O número lhe dá uma convicção: “O agronegócio não tem erro. Teremos de produzir alimentos para todos eles, não tem jeito de dar errado”.
E essa certeza se reflete nas decisões do executivo para a empresa, assim como nas dos sócios controladores da Agro Amazônia, os japoneses da Sumitomo Corporation, um conglomerado com mais de 900 empresas espalhadas pelo planeta. “Eles não olham para o hoje, mas para o futuro”, diz Motta.
Como isso se reflete no presente da Agro Amazônia, potência do setor de distribuição de insumos agropecuários com sede em Cuiabá (MT), 63 lojas em 9 estados e receita de R$ 5,6 bilhões em 2022?
Em mais investimento em um momento em que a maioria dos concorrentes, abalados pela uma combinação de retração de preços e negócios, coloca planos de expansão na geladeira.

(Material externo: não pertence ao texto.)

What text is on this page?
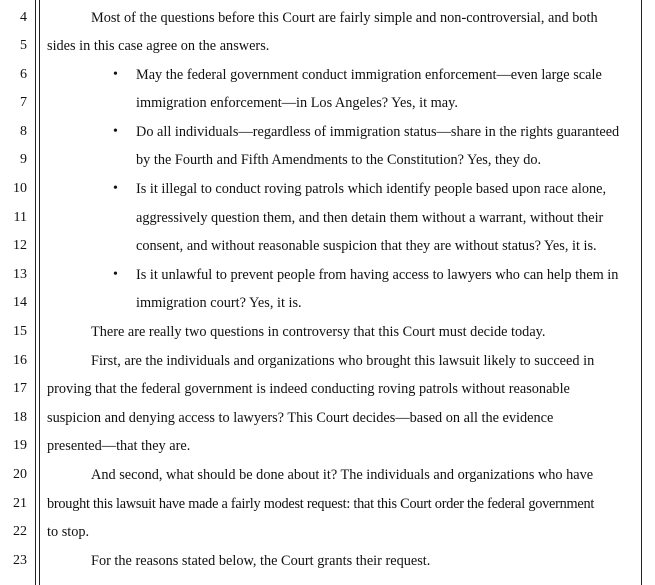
4
5
6
7
8
9
10
11
12
13
14
15
16
17
18
19
20
21
22
23
Most of the questions before this Court are fairly simple and non-controversial, and both
sides in this case agree on the answers.
• May the federal government conduct immigration enforcement—even large scale
immigration enforcement—in Los Angeles? Yes, it may.
• Do all individuals—regardless of immigration status—share in the rights guaranteed
by the Fourth and Fifth Amendments to the Constitution? Yes, they do.
• Is it illegal to conduct roving patrols which identify people based upon race alone,
aggressively question them, and then detain them without a warrant, without their
consent, and without reasonable suspicion that they are without status? Yes, it is.
• Is it unlawful to prevent people from having access to lawyers who can help them in
immigration court? Yes, it is.
There are really two questions in controversy that this Court must decide today.
First, are the individuals and organizations who brought this lawsuit likely to succeed in
proving that the federal government is indeed conducting roving patrols without reasonable
suspicion and denying access to lawyers? This Court decides—based on all the evidence
presented—that they are.
And second, what should be done about it? The individuals and organizations who have
brought this lawsuit have made a fairly modest request: that this Court order the federal government
to stop.
For the reasons stated below, the Court grants their request.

“Não estamos parando nada”, sentencia Motta, calculadora à mão. Com a previsão de fechar 2023 –em que comemora os 40 anos de fundação – com faturamento de R$ 6 bilhões, projeta um crescimento de 7,1% em um ano em que o mercado de insumos, na melhor das hipóteses, vai andar de lado. E ainda acha pouco. “Não é tanto”, diz.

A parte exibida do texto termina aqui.